死者が遺した「七不思議」の謎に小学生が挑む! 『屍人荘の殺人』今村昌弘が贈るオカルト×ミステリー×ジュブナイル
公開日:2023/9/21
提示された謎は、論理的に解き明かせるのか、それとも心霊現象や怪異などの超自然的要素を含んでいるのか。本格ミステリーとオカルトの境界線上を行き来し、読者の価値観を揺さぶる推理小説は少なくない。だが、『でぃすぺる』(今村昌弘/文藝春秋)は、読者の予想をさらに大きく裏切ってくる作品だ。本格ミステリーとオカルトを高水準で融合させつつ、ついジャンル分けしたくなる読者の心理を手玉に取り、とんでもない場所へと連れ去っていく。すべてがわかった時には唖然呆然。なお、今村昌弘氏と言えば、『屍人荘の殺人』(東京創元社)をはじめとする「剣崎比留子」シリーズで知られるが、本書はシリーズ外で初の単行本となっている。
山の裾野に広がる「奥郷町」に暮らすユースケは、小学校最後の夏休みを終えたばかり。2学期最初の日、彼はクラスの係を決める会で「掲示係」に立候補する。というのも、ユースケは都市伝説や心霊現象といったオカルトネタが大好き。壁新聞を作る掲示係なら、思う存分怖い話を書けると考えたからだ。だが、学級委員長を務めると思われていたサツキも、なぜか掲示係に立候補。さらに、4月からこの学校に通い始めたミナも掲示係に加わることになる。
優等生のサツキが掲示係を選んだ理由は、去年亡くなった従姉のマリ姉にあった。彼女は、1年前、祭りの前日にグラウンドの真ん中で死亡。現場に凶器はなく、遺体の周囲にはうっすら雪が積もっていた。犯人が今も捕まらない中、サツキはマリ姉の遺品のパソコンの中に「奥郷町の七不思議」のファイルを見つける。どこにでもある怪談話のようでいて、どれも微妙に変更が加えられ、しかも「七不思議」と言いつつ怪談は6つしかない。サツキは七不思議の謎、ひいてはマリ姉の死の真相を解き明かそうと、ユースケたちに持ち掛ける。

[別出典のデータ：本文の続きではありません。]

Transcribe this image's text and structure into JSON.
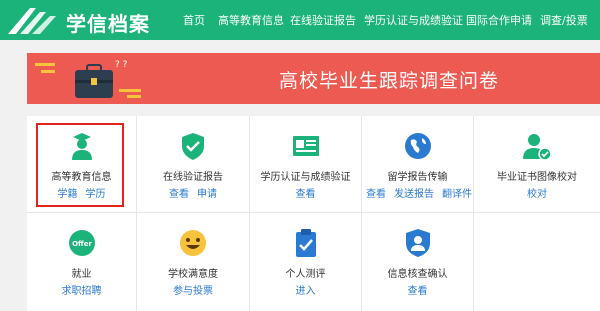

かくして、掲示係の3人は七不思議の調査を始めることになる。「Sトンネルの同乗者」「永遠の命研究所」「三笹峠の首あり地蔵」など、マリ姉が残した怪談について現場の調査や聞き込みを行い、ユースケはオカルト好きとして、サツキはオカルト否定派の視点から記事を書く。そんなふたりの推理について、客観的にジャッジを下すのがミナだ。この別々の視点を設けたことが、謎解きに奥行きを与えている。ユースケは時に荒唐無稽な推理を開陳するが、それでも彼が目にし、体感したことはオカルト要素抜きでは説明できない。読者自身もふたりの推理を聞き、「これはオカルト要素を含んだ怪異なのか」「オカルトだと思っている現象も、すべて論理的に解決できるか」と頭を悩ませることになる。

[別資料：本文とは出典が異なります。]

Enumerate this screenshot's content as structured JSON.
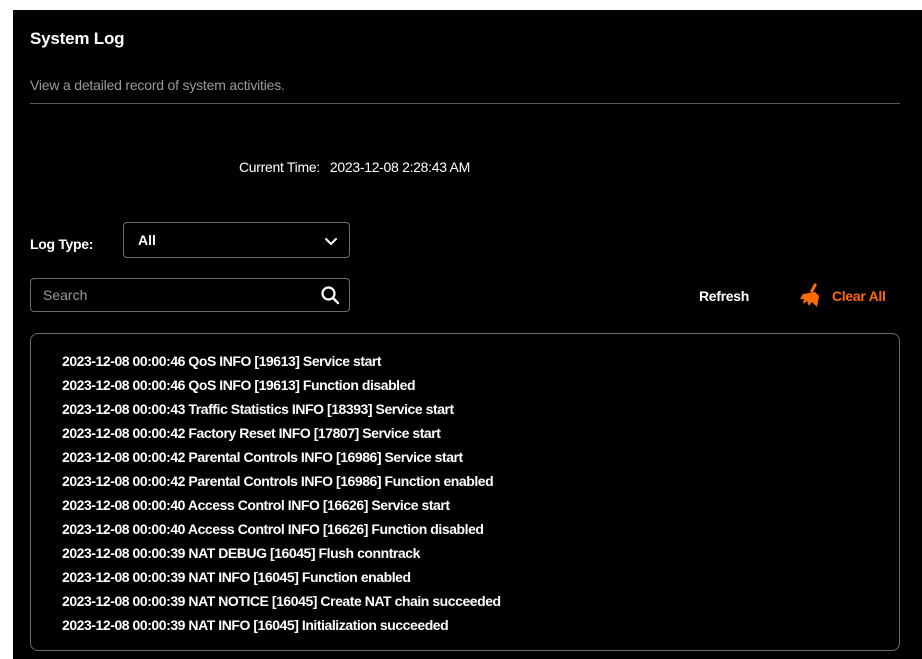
{
  "header": {
    "title": "System Log",
    "description": "View a detailed record of system activities."
  },
  "current_time": {
    "label": "Current Time:",
    "value": "2023-12-08 2:28:43 AM"
  },
  "log_type": {
    "label": "Log Type:",
    "selected": "All"
  },
  "search": {
    "placeholder": "Search",
    "value": ""
  },
  "actions": {
    "refresh_label": "Refresh",
    "clear_all_label": "Clear All"
  },
  "colors": {
    "background": "#000000",
    "accent": "#ff6a00",
    "border": "#6a6a6a",
    "muted_text": "#9a9a9a"
  },
  "icons": {
    "select": "chevron-down-icon",
    "search": "search-icon",
    "clear_all": "broom-icon"
  },
  "logs": [
    "2023-12-08 00:00:46 QoS INFO [19613] Service start",
    "2023-12-08 00:00:46 QoS INFO [19613] Function disabled",
    "2023-12-08 00:00:43 Traffic Statistics INFO [18393] Service start",
    "2023-12-08 00:00:42 Factory Reset INFO [17807] Service start",
    "2023-12-08 00:00:42 Parental Controls INFO [16986] Service start",
    "2023-12-08 00:00:42 Parental Controls INFO [16986] Function enabled",
    "2023-12-08 00:00:40 Access Control INFO [16626] Service start",
    "2023-12-08 00:00:40 Access Control INFO [16626] Function disabled",
    "2023-12-08 00:00:39 NAT DEBUG [16045] Flush conntrack",
    "2023-12-08 00:00:39 NAT INFO [16045] Function enabled",
    "2023-12-08 00:00:39 NAT NOTICE [16045] Create NAT chain succeeded",
    "2023-12-08 00:00:39 NAT INFO [16045] Initialization succeeded"
  ]
}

謎に立ち向かうのが小学生だという設定も面白い。交通の便が悪いトンネルやダムを調査するには、大人の力を借りねばならない。居酒屋や喫茶店で聞き込みをするにも、小学生だけで店に入るのははばかられる。夜の外出もままならず、何をするにも大人からは「子どもだから」と軽んじられる。幼さゆえの制約を、知恵と勇気で乗り越える姿が頼もしい。
さらに、ずっと一緒に遊んでいた友達に取り残される焦り、みんなに認められたいと思う承認欲求、親が敷いたレールに乗ることへの抵抗、急速に成長する女子に抱く眩しさなど、子どもと大人の狭間で揺れ動く心も描かれていく。思春期の始まりを捉えたジュブナイル小説としても読みごたえがある。
少年少女が活躍する小説ではあるが、七不思議の調査を進めるうちにどんどん死者は増え、まったくもって容赦がない。ひとつひとつの怪談の完成度も高く、「え、こんなに惜しみなく謎を入れちゃっていいんですか」とたじろぐほどの贅沢さ。章が進むにつれて物語のスケールも広がり、最終的には思いがけないところへと着地する。詳しくは言えないが『屍人荘の殺人』同様、ネタバレを食らわないうちに今すぐ読むことをぜひおすすめしたい。今村昌弘氏の新たな代表作と言える、愛おしくも奇想天外な推理活劇が待っている。